Irgendwann wurde mir die Situation dann so richtig bewusst... Denn als ich auf mein Handy schaute stand auf dem Display, dass es nur noch einen Prozent hatte und, dass es 3 Uhr nachts war...
Ja und ich, ich konnte einfach nicht einschlafen. Den ersten Versuch habe ich übrigens um ein Uhr gestartet. Aber gewundert hat mich das nicht. Schließlich hatte ich ja auch noch nie auf Pflastersteinen, geschweige denn unter einer Brücke geschlafen! Tja und zweitens hatte ich auch noch nie eine Überdosis Koks!
Grüße gehen raus an die Holländer, die rechts neben mir waren!Ach man, ey! Ich wollte das wirklich nicht glauben. Einfach, weil alles vor ein paar Wochen noch voll ok war. Ich bin zwar nicht glücklich, aber auch nicht wirklich traurig, gewesen. Es war einfach gut so, wie es war.
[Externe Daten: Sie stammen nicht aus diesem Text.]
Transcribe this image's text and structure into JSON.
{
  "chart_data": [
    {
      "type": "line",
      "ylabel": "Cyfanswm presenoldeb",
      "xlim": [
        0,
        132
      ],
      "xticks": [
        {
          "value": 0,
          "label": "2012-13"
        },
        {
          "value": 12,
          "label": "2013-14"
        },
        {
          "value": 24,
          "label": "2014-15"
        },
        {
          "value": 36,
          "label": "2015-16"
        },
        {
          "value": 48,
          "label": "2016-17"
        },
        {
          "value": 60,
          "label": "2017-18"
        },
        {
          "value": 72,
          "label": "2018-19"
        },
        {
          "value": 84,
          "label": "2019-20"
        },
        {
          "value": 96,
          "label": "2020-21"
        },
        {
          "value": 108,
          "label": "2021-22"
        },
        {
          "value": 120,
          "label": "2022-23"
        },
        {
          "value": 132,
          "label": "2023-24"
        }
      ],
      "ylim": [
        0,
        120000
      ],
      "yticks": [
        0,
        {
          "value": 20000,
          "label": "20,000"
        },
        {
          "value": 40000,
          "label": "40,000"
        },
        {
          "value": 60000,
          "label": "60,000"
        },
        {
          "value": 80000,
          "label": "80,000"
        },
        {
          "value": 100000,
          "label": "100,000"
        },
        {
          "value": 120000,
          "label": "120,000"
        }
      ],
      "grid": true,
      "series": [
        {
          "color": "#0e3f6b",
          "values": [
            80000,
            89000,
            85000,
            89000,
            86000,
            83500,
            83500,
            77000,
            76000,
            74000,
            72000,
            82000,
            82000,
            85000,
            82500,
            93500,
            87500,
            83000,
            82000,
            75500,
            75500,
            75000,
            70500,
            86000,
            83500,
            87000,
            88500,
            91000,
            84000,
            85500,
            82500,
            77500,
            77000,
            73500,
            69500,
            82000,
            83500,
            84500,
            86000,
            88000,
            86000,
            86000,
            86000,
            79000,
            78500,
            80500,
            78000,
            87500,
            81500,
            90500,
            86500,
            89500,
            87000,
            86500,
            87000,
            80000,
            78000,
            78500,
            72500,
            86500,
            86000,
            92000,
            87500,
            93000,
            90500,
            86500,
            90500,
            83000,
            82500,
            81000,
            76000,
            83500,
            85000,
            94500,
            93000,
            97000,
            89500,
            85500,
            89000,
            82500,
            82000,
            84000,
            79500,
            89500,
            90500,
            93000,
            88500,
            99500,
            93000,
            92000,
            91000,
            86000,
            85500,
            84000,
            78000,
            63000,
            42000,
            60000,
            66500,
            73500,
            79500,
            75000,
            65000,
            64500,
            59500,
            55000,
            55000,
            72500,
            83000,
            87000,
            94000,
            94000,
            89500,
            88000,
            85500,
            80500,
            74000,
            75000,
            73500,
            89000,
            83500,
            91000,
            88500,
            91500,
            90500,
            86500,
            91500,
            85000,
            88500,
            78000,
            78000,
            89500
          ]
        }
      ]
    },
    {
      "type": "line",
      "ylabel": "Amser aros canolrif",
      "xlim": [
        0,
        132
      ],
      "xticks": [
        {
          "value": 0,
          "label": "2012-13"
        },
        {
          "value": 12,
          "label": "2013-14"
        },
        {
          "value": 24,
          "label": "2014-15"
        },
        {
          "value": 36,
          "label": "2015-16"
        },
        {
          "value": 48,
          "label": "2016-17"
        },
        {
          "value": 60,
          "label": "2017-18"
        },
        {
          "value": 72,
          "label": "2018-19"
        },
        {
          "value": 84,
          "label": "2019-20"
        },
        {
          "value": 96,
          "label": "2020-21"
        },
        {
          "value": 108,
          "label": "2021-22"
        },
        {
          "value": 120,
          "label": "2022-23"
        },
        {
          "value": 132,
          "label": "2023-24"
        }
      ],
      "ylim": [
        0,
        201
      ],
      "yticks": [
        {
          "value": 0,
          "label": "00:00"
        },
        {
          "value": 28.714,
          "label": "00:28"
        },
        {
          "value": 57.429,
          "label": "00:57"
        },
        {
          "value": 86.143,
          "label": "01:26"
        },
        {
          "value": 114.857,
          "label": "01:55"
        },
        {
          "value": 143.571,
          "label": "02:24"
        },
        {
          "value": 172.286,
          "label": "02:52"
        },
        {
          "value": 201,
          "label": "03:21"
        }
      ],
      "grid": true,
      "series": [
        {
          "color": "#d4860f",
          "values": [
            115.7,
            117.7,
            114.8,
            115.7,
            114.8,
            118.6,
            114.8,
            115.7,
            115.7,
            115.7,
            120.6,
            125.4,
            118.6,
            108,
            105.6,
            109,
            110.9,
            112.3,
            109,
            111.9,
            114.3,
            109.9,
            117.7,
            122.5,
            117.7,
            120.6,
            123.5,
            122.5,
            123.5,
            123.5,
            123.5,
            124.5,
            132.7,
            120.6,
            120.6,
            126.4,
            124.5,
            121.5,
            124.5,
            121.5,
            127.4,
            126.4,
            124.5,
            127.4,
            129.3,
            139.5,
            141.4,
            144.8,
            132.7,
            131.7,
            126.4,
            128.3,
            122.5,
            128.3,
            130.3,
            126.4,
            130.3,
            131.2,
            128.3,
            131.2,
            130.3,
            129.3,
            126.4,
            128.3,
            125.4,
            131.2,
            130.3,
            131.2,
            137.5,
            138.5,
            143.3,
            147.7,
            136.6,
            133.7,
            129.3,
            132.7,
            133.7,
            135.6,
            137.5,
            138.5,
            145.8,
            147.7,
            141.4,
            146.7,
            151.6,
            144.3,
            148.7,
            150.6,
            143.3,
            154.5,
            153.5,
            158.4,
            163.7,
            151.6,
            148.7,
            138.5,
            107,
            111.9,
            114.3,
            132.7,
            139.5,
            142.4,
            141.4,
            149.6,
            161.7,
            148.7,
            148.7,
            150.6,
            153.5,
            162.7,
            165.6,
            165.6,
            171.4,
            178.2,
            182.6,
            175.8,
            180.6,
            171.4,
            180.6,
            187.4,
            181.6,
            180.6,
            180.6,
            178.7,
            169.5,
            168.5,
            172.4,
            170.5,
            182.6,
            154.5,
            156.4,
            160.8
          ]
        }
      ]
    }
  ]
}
Ja das war es! Ich meine jede Frau träumt doch davon, berühmt zu sein, reiche Eltern zu haben und auch einen tollen Mann zu haben. Ja den gab es in meinem Leben nicht wirklich. Aber Markus ist ja, wie ihr wisst, auch kein Arschloch. Im Gegenteil! Er ist zu meinem ersten Freund geworden, also meinem ersten besten Freund. Wir verstehen uns auch heute noch großartig und hatten deswegen wahrscheinlich dennoch die schönste Zeit unseres Lebens. Aber dieses Gefühl war halt nicht da. Dieses Verliebtsein, also wenn man 24 7 das Gefühl hat schwanger zu sein und einfach nicht aufhören kann zu strahlen. Wenn ich so darüber nachdenke, konnte ich es echt kaum erwarten, endlich meinem Traummann zu begegnen. Ja, ich habe zu ihm gedanklich sogar: „Wo auch immer du bist, melde dich bitte ganz, ganz schnell. Denn ich kann es kaum erwarten, endlich in deine Arme zu springen!" gesagt. Ich wollte ihn halt wirklich kennenlernen!
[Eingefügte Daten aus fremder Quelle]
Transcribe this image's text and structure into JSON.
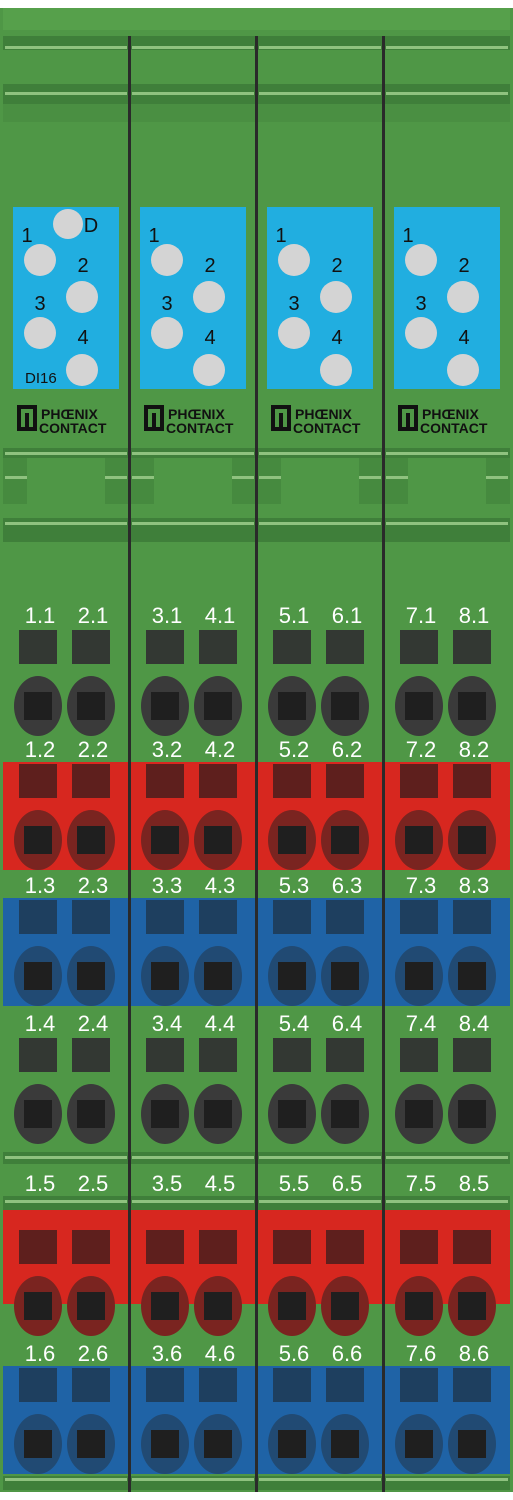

Andererseits habe ich unter der Brücke aber auch gemerkt, dass das niemals wahr werden wird. Denn Träume bleiben Träume. Das hat meine Mutter mir schon immer gepredigt. Ja und in diesem Fall musste ich ihr leider echt Recht geben. Denn es war im Moment echt wichtiger, diese eine Nacht zu überleben. Ansonsten konnte ich ja auch keine Männer kennenlernen... Wobei das hätte ja sowieso nicht geklappt. Also das mit den Männern! Denn, wie ihr ja schon mitbekommen habt, sind Datingplattformen in meiner Situation nicht zielführend gewesen und auf der Straße hat mich noch niemand eines Blickes gewürdigt. Warum auch? Ich war ja die Emma Schreiber und lebte in einer der wohl berühmtesten Familien Deutschlands. Da wirst du nicht einfach so angesprochen. Hinter deinem Rücken wird getuschelt, du wirst fotografiert und manchmal von Rentnern angesprochen, die ein Zimmer buchen wollen. Ja mein Privatleben war echt nicht toll. Denn ich war fame und trotzdem irgendwie tabu...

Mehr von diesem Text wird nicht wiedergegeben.